# How do you get video on demand?



## Score023 (Aug 22, 2006)

I know you have to hook up an internet connection to your hr20 700 but how do you do that? Is it better to use wireless? 

Thanks.


----------



## jtn (Oct 18, 2007)

Score023 said:


> I know you have to hook up an internet connection to your hr20 700 but how do you do that? Is it better to use wireless?
> 
> Thanks.


http://www.dbstalk.com/showthread.php?t=106700&highlight=vod

Wired or Wireless doesn't matter either should be fine. Look at the HR20 like a computer, add it to your network the same as any other computer.


----------



## Michael D'Angelo (Oct 21, 2006)

You can connect it wired or wireless with a wireless bridge or wireless game adapter, whatever is easier for you.

You also need to have the software that has DoD (VOD) in it. 0x1B4 is the latest CE and it is also going national on a staggered roll out.

Once you are connected to the internet and you have software with DoD in it you just have to activate it in the "IWANTMYVOD" hidden menu and wait for DirecTV to activate you.

To get to the hidden menu you need to press menu-->search-->keyword-->type "IWANTMYVOD"-->continue-->all.

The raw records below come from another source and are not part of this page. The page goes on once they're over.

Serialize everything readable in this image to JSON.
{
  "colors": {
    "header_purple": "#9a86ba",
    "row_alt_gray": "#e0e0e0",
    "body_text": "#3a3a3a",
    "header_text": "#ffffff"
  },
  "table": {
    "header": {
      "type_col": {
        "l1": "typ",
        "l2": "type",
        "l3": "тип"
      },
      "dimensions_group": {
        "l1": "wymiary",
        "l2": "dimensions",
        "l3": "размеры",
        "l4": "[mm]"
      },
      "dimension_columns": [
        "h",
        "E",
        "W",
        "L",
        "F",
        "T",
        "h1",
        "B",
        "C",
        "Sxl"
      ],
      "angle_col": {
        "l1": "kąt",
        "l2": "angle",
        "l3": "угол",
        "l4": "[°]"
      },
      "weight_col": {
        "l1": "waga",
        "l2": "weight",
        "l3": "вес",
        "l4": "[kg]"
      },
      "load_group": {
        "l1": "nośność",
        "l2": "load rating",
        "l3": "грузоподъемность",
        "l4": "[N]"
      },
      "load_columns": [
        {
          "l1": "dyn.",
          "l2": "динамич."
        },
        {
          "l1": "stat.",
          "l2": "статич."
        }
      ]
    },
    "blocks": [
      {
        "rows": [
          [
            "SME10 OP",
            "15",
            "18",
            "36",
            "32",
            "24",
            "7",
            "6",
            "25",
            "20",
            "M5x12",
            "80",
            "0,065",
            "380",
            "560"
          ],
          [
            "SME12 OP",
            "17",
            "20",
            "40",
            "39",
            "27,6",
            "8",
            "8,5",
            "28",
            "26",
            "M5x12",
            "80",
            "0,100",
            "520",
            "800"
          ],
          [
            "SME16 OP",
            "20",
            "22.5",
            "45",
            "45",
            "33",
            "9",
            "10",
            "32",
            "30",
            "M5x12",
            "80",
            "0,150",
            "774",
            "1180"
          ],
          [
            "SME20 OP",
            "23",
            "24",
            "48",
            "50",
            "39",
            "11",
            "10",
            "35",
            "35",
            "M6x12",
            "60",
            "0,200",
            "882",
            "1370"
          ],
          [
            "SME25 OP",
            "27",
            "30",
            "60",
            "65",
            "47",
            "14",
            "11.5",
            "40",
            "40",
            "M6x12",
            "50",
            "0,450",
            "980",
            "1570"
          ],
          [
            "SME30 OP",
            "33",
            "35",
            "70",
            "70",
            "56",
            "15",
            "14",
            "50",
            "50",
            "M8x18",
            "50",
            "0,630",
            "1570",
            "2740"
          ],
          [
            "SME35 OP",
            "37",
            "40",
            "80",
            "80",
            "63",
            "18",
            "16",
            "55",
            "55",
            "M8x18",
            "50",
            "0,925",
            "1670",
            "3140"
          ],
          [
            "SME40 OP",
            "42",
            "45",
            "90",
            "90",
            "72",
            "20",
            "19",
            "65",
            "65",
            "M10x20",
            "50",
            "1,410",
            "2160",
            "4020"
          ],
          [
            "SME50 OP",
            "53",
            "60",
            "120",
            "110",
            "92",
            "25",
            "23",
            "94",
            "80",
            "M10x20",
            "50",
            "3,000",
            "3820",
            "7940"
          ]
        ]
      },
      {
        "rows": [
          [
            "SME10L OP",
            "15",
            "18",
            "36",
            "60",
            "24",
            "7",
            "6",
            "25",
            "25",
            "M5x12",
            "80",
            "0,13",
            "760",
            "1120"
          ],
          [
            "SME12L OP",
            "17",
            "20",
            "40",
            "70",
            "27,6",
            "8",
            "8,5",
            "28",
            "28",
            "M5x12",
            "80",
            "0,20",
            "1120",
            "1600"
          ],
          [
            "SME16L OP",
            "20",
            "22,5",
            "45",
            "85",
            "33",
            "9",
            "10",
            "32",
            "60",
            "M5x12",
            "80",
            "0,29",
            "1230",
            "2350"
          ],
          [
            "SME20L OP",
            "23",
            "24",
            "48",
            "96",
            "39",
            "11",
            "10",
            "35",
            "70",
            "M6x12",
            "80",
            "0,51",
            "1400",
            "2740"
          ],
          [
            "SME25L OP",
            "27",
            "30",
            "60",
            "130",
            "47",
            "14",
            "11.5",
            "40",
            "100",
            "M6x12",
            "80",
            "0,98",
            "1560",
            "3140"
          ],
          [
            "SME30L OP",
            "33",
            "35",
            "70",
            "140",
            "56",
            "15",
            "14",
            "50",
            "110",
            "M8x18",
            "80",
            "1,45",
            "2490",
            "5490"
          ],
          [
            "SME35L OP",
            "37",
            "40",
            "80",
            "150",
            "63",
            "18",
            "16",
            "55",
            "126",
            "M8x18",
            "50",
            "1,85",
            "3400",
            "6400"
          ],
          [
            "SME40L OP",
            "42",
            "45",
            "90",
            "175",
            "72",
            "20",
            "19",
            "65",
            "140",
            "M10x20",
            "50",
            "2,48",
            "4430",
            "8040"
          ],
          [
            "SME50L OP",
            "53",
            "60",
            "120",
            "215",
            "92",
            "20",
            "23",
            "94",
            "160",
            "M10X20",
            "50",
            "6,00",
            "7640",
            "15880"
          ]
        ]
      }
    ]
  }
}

When it finds nothing press and hold the menu and info button on the front of the unit together for 2 seconds and let go. A hidden menu will pop up and you can turn it on.


----------



## OldRick (Oct 8, 2007)

To answer the original question: No, the only reasons to use wireless to hook it up are if you cannot run an Ethernet wire from the DVR to your DSL or cable modem, or if the modem/router does not have enough Ethernet connectors.

Introducing wireless into the setup will cost you money, and will reduce both reliability and performance. Use a wire if you can.


----------



## Score023 (Aug 22, 2006)

My broadband connection is on a different floor do I have to get a slitter and just run a line from my modem or do I have to buy a separate modem?


----------



## Michael D'Angelo (Oct 21, 2006)

Score023 said:


> My broadband connection is on a different floor do I have to get a slitter and just run a line from my modem or do I have to buy a separate modem?


If you only have a modem you need to get a router. Then you would run the line from the modem to the router. Then one line to your PC and the other line to your HR20 unless you want to go wireless. Then you would get a wireless router and wireless bridge or wireless game adapter with a ethernet connection not USB.


----------



## Score023 (Aug 22, 2006)

Thanks. Sorry for starting this thread I just found the other one that was already exiting.


----------